On May 1, 2023, Snead re-signed with the 49ers. He was released on August 29, 2023, and re-signed to the practice squad. He was signed to the active roster on December 25, but waived the next day and re-signed to the practice squad. His contract expired when the team's season ended on February 11, 2024.

===Miami Dolphins===
On July 31, 2024, Snead signed with the Miami Dolphins.

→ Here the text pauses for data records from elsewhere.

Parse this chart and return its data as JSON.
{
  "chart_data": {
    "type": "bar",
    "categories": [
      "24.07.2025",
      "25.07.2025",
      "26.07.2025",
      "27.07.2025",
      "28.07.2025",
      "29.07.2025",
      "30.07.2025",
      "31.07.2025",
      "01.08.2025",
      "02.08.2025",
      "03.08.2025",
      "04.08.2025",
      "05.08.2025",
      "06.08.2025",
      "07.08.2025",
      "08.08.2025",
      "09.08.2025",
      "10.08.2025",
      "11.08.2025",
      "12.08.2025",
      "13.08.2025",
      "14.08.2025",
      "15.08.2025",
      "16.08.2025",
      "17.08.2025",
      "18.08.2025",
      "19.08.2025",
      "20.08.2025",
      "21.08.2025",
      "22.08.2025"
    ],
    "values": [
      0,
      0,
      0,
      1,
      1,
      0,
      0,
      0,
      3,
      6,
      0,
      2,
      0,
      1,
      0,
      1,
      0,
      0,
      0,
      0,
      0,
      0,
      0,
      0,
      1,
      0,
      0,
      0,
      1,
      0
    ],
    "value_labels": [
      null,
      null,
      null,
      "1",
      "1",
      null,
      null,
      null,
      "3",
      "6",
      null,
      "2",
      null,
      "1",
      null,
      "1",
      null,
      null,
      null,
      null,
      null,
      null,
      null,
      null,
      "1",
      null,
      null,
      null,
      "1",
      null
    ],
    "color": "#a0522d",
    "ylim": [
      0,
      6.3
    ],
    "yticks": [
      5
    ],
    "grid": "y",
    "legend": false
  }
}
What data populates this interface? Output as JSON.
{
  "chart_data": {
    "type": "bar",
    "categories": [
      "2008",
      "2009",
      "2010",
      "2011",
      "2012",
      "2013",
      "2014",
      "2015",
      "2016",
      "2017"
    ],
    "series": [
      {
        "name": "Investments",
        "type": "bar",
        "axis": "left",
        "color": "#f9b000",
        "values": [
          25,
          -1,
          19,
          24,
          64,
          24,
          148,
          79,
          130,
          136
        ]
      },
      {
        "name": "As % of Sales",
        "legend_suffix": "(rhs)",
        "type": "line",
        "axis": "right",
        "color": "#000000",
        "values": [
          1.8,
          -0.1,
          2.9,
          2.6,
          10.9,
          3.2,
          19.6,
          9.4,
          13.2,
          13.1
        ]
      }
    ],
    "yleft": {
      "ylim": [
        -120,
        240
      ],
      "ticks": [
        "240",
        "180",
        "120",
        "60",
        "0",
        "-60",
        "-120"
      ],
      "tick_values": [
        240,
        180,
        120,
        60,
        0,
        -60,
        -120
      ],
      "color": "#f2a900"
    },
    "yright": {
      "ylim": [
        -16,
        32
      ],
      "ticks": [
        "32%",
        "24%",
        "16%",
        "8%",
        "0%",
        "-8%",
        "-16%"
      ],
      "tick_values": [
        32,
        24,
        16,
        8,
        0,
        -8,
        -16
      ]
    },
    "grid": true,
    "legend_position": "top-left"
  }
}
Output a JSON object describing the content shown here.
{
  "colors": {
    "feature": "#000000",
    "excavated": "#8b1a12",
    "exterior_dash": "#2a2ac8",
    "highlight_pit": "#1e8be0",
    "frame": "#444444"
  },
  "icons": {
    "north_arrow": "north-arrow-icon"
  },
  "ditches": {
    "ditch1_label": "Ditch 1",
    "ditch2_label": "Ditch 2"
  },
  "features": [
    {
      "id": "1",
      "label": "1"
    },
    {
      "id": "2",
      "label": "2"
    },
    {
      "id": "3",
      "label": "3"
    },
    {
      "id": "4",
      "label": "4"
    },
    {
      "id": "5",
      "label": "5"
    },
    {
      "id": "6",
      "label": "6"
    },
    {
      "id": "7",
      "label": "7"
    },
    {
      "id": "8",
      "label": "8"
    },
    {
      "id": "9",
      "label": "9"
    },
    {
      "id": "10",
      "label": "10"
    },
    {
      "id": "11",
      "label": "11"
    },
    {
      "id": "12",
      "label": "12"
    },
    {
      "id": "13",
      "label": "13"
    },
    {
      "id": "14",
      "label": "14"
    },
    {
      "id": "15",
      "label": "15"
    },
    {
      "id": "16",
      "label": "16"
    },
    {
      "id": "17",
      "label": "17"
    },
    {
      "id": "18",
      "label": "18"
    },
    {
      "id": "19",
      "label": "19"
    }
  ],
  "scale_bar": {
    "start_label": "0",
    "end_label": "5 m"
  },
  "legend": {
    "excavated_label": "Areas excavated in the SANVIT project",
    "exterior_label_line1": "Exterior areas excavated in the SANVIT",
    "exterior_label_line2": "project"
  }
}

He was placed on injured reserve on August 19, and released a few days later.

==NFL career statistics==

| Year | Team | Games |  | Receiving |  |  |  |  | Rushing |  |  |  |  | Fumbles |  |
| GP | GS | Rec | Yds | Avg | Lng | TD | Att | Yds | Avg | Lng | TD | Fum | Lost |
| 2015 | NO | 15 | 8 | 69 | 984 | 14.3 | 63 | 3 | 0 | 0 | 0.0 | 0 | 0 | 2 | 1 |
| 2016 | NO | 15 | 4 | 72 | 895 | 12.4 | 49 | 4 | 0 | 0 | 0.0 | 0 | 0 | 2 | 0 |
| 2017 | NO | 11 | 7 | 8 | 92 | 11.5 | 26 | 0 | 0 | 0 | 0.0 | 0 | 0 | 1 | 1 |
| 2018 | BAL | 16 | 10 | 62 | 651 | 10.5 | 28 | 1 | 1 | 13 | 13.0 | 13 | 0 | 0 | 0 |
| 2019 | BAL | 16 | 11 | 31 | 339 | 10.9 | 50T | 5 | 2 | 2 | 1.0 | 2 | 0 | 0 | 0 |
| 2020 | BAL | 13 | 8 | 33 | 432 | 13.1 | 34 | 3 | 0 | 0 | 0.0 | 0 | 0 | 1 | 0 |
| 2021 | LV | 5 | 0 | 3 | 33 | 11.0 | 15 | 0 | 0 | 0 | 0.0 | 0 | 0 | 0 | 0 |
| Total |  | 91 | 48 | 278 | 3,425 | 12.3 | 63 | 16 | 3 | 15 | 5.0 | 13 | 0 | 6 | 2 |

== Coaching career ==
On March 12, 2026, it was announced that Snead was hired to be an offensive quality control coach for the Denver Broncos.

==Personal life==
His father, Willie Snead III, played wide receiver at Virginia and Florida and was drafted by the New York Jets in the 12th round of the 1989 NFL draft with the 321st overall pick.